- W wyniku przedłużającej się fali upałów, Polskie Sieci Elektroenergetyczne S.A., które pełnią funkcję operatora systemu przesyłowego elektroenergetycznego na obszarze Polski, z dniem 10 sierpnia od godz. 10 wprowadziły ograniczenia w dostawie i poborze energii elektrycznej na obszarze całego kraju. Oznacza to, że zakłady pobierające zwykle dużo energii (powyżej 300 kW) muszą przełączyć się na pobór tylko niezbędnego minimum, które wystarczy, by podtrzymać funkcjonowanie – taki, dość dramatyczny w treści, komunikat otrzymaliśmy dzisiaj od rzecznika wojewody kujawsko-pomorskiego Bartłomieja Michałka.

Bartłomiej Michałek jednocześnie uspokaja: Ograniczenie zasilania nie dotyczy zwykłych, indywidualnych odbiorców energii!!!
Jednak dalsze wyjaśnienia rzecznika wcale nie brzmią optymistycznie: Prąd w gniazdkach domów i mieszkań nie zniknie, ale apelujemy do odbiorców indywidualnych o racjonalne korzystanie z energii – szczególnie w godzinach szczytu. Między 11.00 a 15.00 nie powinniśmy włączać urządzeń, które czerpią najwięcej prądu – pralek, zmywarek, klimatyzatorów itp. – tłumaczy Michałek.

Codziennie nadawane też będą w programie 1 Polskiego Radia o godz. 7.55 i 19.55 komunikaty określające stopień zasilania i obszar obowiązywania ograniczeń.
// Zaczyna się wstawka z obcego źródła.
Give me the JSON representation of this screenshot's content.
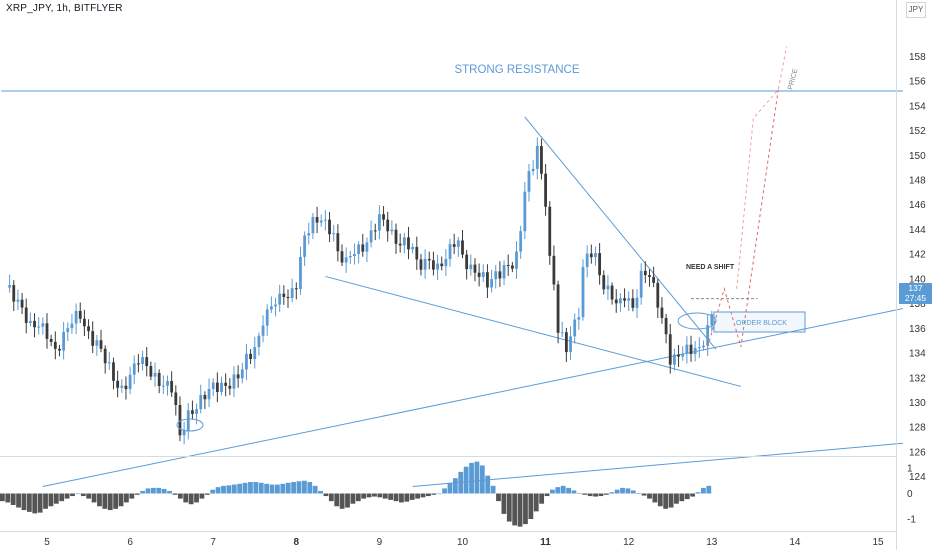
{
  "header": {
    "title": "XRP_JPY, 1h, BITFLYER",
    "currency_badge": "JPY"
  },
  "price_tag": {
    "price": "137",
    "countdown": "27:45"
  },
  "annotations": {
    "strong_resistance": "STRONG RESISTANCE",
    "need_a_shift": "NEED A SHIFT",
    "order_block": "ORDER BLOCK",
    "price": "PRICE"
  },
  "colors": {
    "bull": "#5b9bd5",
    "bear": "#3a3a3a",
    "line": "#5b9bd5",
    "projection": "#e06666",
    "osc_bear": "#555555"
  },
  "chart_data": {
    "type": "candlestick",
    "title": "XRP_JPY, 1h, BITFLYER",
    "y_ticks": [
      124,
      126,
      128,
      130,
      132,
      134,
      136,
      138,
      140,
      142,
      144,
      146,
      148,
      150,
      152,
      154,
      156,
      158
    ],
    "x_ticks": [
      "5",
      "6",
      "7",
      "8",
      "9",
      "10",
      "11",
      "12",
      "13",
      "14",
      "15"
    ],
    "ylim": [
      122.8,
      159.8
    ],
    "grid": false,
    "price_path": [
      [
        4.5,
        139.3
      ],
      [
        4.6,
        138.6
      ],
      [
        4.7,
        137.9
      ],
      [
        4.8,
        136.2
      ],
      [
        4.9,
        136.0
      ],
      [
        5.0,
        135.5
      ],
      [
        5.1,
        134.4
      ],
      [
        5.2,
        135.4
      ],
      [
        5.3,
        136.4
      ],
      [
        5.4,
        137.0
      ],
      [
        5.5,
        135.7
      ],
      [
        5.6,
        134.9
      ],
      [
        5.7,
        133.3
      ],
      [
        5.8,
        131.8
      ],
      [
        5.9,
        131.2
      ],
      [
        6.0,
        132.3
      ],
      [
        6.1,
        133.3
      ],
      [
        6.2,
        132.8
      ],
      [
        6.3,
        132.2
      ],
      [
        6.4,
        131.6
      ],
      [
        6.5,
        131.0
      ],
      [
        6.55,
        129.3
      ],
      [
        6.6,
        127.0
      ],
      [
        6.65,
        128.2
      ],
      [
        6.7,
        129.2
      ],
      [
        6.75,
        129.5
      ],
      [
        6.8,
        129.9
      ],
      [
        6.9,
        130.4
      ],
      [
        7.0,
        131.1
      ],
      [
        7.1,
        131.5
      ],
      [
        7.2,
        131.7
      ],
      [
        7.3,
        132.0
      ],
      [
        7.35,
        132.5
      ],
      [
        7.4,
        133.3
      ],
      [
        7.5,
        134.5
      ],
      [
        7.55,
        135.5
      ],
      [
        7.6,
        136.9
      ],
      [
        7.65,
        137.2
      ],
      [
        7.7,
        137.7
      ],
      [
        7.8,
        138.1
      ],
      [
        7.85,
        138.8
      ],
      [
        7.9,
        138.6
      ],
      [
        7.95,
        139.2
      ],
      [
        8.0,
        139.9
      ],
      [
        8.1,
        143.3
      ],
      [
        8.2,
        144.3
      ],
      [
        8.3,
        145.0
      ],
      [
        8.4,
        144.3
      ],
      [
        8.45,
        143.7
      ],
      [
        8.5,
        141.9
      ],
      [
        8.6,
        141.1
      ],
      [
        8.7,
        142.4
      ],
      [
        8.8,
        142.8
      ],
      [
        8.9,
        143.5
      ],
      [
        9.0,
        144.7
      ],
      [
        9.1,
        144.3
      ],
      [
        9.2,
        143.3
      ],
      [
        9.3,
        142.9
      ],
      [
        9.4,
        142.2
      ],
      [
        9.45,
        141.1
      ],
      [
        9.5,
        141.2
      ],
      [
        9.6,
        141.8
      ],
      [
        9.7,
        140.8
      ],
      [
        9.8,
        141.4
      ],
      [
        9.9,
        143.0
      ],
      [
        9.95,
        143.1
      ],
      [
        10.0,
        142.1
      ],
      [
        10.1,
        140.8
      ],
      [
        10.2,
        140.1
      ],
      [
        10.3,
        139.6
      ],
      [
        10.4,
        140.6
      ],
      [
        10.5,
        140.9
      ],
      [
        10.6,
        140.9
      ],
      [
        10.65,
        141.5
      ],
      [
        10.7,
        144.0
      ],
      [
        10.75,
        147.3
      ],
      [
        10.8,
        148.6
      ],
      [
        10.85,
        149.6
      ],
      [
        10.9,
        150.7
      ],
      [
        10.95,
        148.2
      ],
      [
        11.0,
        146.0
      ],
      [
        11.05,
        141.2
      ],
      [
        11.1,
        139.5
      ],
      [
        11.15,
        136.0
      ],
      [
        11.2,
        135.5
      ],
      [
        11.25,
        134.7
      ],
      [
        11.3,
        135.5
      ],
      [
        11.4,
        137.1
      ],
      [
        11.45,
        140.4
      ],
      [
        11.5,
        141.8
      ],
      [
        11.55,
        142.2
      ],
      [
        11.6,
        141.9
      ],
      [
        11.65,
        140.8
      ],
      [
        11.7,
        139.5
      ],
      [
        11.8,
        138.5
      ],
      [
        11.85,
        137.6
      ],
      [
        11.9,
        138.0
      ],
      [
        11.95,
        138.7
      ],
      [
        12.0,
        138.3
      ],
      [
        12.05,
        138.0
      ],
      [
        12.1,
        139.0
      ],
      [
        12.15,
        140.2
      ],
      [
        12.2,
        140.4
      ],
      [
        12.25,
        139.9
      ],
      [
        12.3,
        139.1
      ],
      [
        12.35,
        138.1
      ],
      [
        12.4,
        136.8
      ],
      [
        12.45,
        135.7
      ],
      [
        12.5,
        133.7
      ],
      [
        12.55,
        133.5
      ],
      [
        12.6,
        133.7
      ],
      [
        12.7,
        134.0
      ],
      [
        12.8,
        134.5
      ],
      [
        12.85,
        134.5
      ],
      [
        12.9,
        135.3
      ],
      [
        12.95,
        136.0
      ],
      [
        13.0,
        137.0
      ]
    ],
    "lines": [
      {
        "name": "strong-resistance",
        "points": [
          [
            4.45,
            155.2
          ],
          [
            15.3,
            155.2
          ]
        ]
      },
      {
        "name": "lower-channel-top",
        "points": [
          [
            8.35,
            140.2
          ],
          [
            13.35,
            131.3
          ]
        ]
      },
      {
        "name": "descending-trendline",
        "points": [
          [
            10.75,
            153.1
          ],
          [
            13.05,
            134.3
          ]
        ]
      },
      {
        "name": "rising-trendline",
        "points": [
          [
            4.95,
            123.2
          ],
          [
            15.3,
            137.6
          ]
        ]
      },
      {
        "name": "lower-parallel",
        "points": [
          [
            9.4,
            123.2
          ],
          [
            15.3,
            126.7
          ]
        ]
      },
      {
        "name": "need-shift-level",
        "points": [
          [
            12.75,
            138.4
          ],
          [
            13.55,
            138.4
          ]
        ]
      }
    ],
    "projection": [
      [
        12.95,
        134.5
      ],
      [
        13.15,
        139.2
      ],
      [
        13.35,
        134.5
      ],
      [
        13.8,
        155.3
      ]
    ],
    "projection_alt": [
      [
        13.3,
        139.2
      ],
      [
        13.5,
        153.0
      ],
      [
        13.8,
        155.3
      ],
      [
        13.9,
        158.8
      ]
    ],
    "oscillator": {
      "y_ticks": [
        -1,
        0,
        1
      ],
      "ylim": [
        -1.4,
        1.4
      ],
      "values": [
        -0.3,
        -0.35,
        -0.45,
        -0.55,
        -0.65,
        -0.72,
        -0.78,
        -0.75,
        -0.6,
        -0.5,
        -0.4,
        -0.3,
        -0.2,
        -0.1,
        0.0,
        -0.1,
        -0.2,
        -0.35,
        -0.5,
        -0.6,
        -0.65,
        -0.6,
        -0.5,
        -0.35,
        -0.2,
        -0.05,
        0.1,
        0.2,
        0.22,
        0.22,
        0.18,
        0.1,
        -0.05,
        -0.2,
        -0.35,
        -0.42,
        -0.35,
        -0.2,
        -0.05,
        0.15,
        0.25,
        0.3,
        0.32,
        0.35,
        0.38,
        0.42,
        0.45,
        0.45,
        0.42,
        0.38,
        0.35,
        0.35,
        0.38,
        0.42,
        0.45,
        0.48,
        0.5,
        0.45,
        0.3,
        0.1,
        -0.1,
        -0.3,
        -0.5,
        -0.6,
        -0.55,
        -0.4,
        -0.3,
        -0.2,
        -0.15,
        -0.12,
        -0.15,
        -0.2,
        -0.25,
        -0.3,
        -0.35,
        -0.32,
        -0.25,
        -0.2,
        -0.15,
        -0.1,
        -0.05,
        0.0,
        0.2,
        0.4,
        0.6,
        0.85,
        1.05,
        1.2,
        1.25,
        1.1,
        0.7,
        0.3,
        -0.3,
        -0.8,
        -1.1,
        -1.25,
        -1.3,
        -1.2,
        -1.0,
        -0.7,
        -0.4,
        -0.1,
        0.15,
        0.25,
        0.3,
        0.22,
        0.12,
        0.02,
        -0.05,
        -0.1,
        -0.12,
        -0.1,
        -0.05,
        0.05,
        0.15,
        0.22,
        0.2,
        0.12,
        0.02,
        -0.08,
        -0.2,
        -0.35,
        -0.5,
        -0.6,
        -0.55,
        -0.4,
        -0.3,
        -0.22,
        -0.12,
        0.05,
        0.22,
        0.3
      ]
    }
  }
}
W tej sytuacji zaczęliśmy szperać w internecie, co jest bezpośrednim powodem tego alarmowego stanu w polskiej energetyce. Jak tłumaczy PAP Justyna Piszczatowska z portalu WysokieNapiecie.pl, tzw. 20. poziom zasilania oznacza ograniczenia dostaw do zakładów przemysłowych. Jako powód tego stanu rzeczy podaje się falę upałów, która nawiedziła Polskę. “Temperatury powyżej 30 stopni, z którymi mamy do czynienia już od ponad tygodnia, sprawiają, że poziom wód jest na niskim poziomie, a do tego woda jest za ciepła, by efektywnie chłodzić nią bloki w elektrowniach, a polskie elektrownie chłodzone są wodą z rzek i jezior” – tłumaczy Piszczatowska.

————————

Komentarz:
Byliśmy zaniepokojeni, ale teraz już jesteśmy spokojni. Młodsi nie pamiętają, ale w latach 70. – jak to się mówi – za Gierka, gdy staliśmy się 10. gospodarczą potęgą świata, też codziennie rano, ale i w południe, zwłaszcza latem, Polskie Radio w programie 1., często po Hejnale Mariackim, nadawało komunikaty o obszarach PRL-u dotkniętych 20. stopniem zasilania. Wiele na ten temat powstawało dowcipów. Teraz, gdy do 10. światowej potęgi trochę nam jeszcze brakuje, nie dynamiczny rozwój polskiej energetyki i sieci energetycznych jest powodem anomalii, tylko klimat. I wszystko jasne.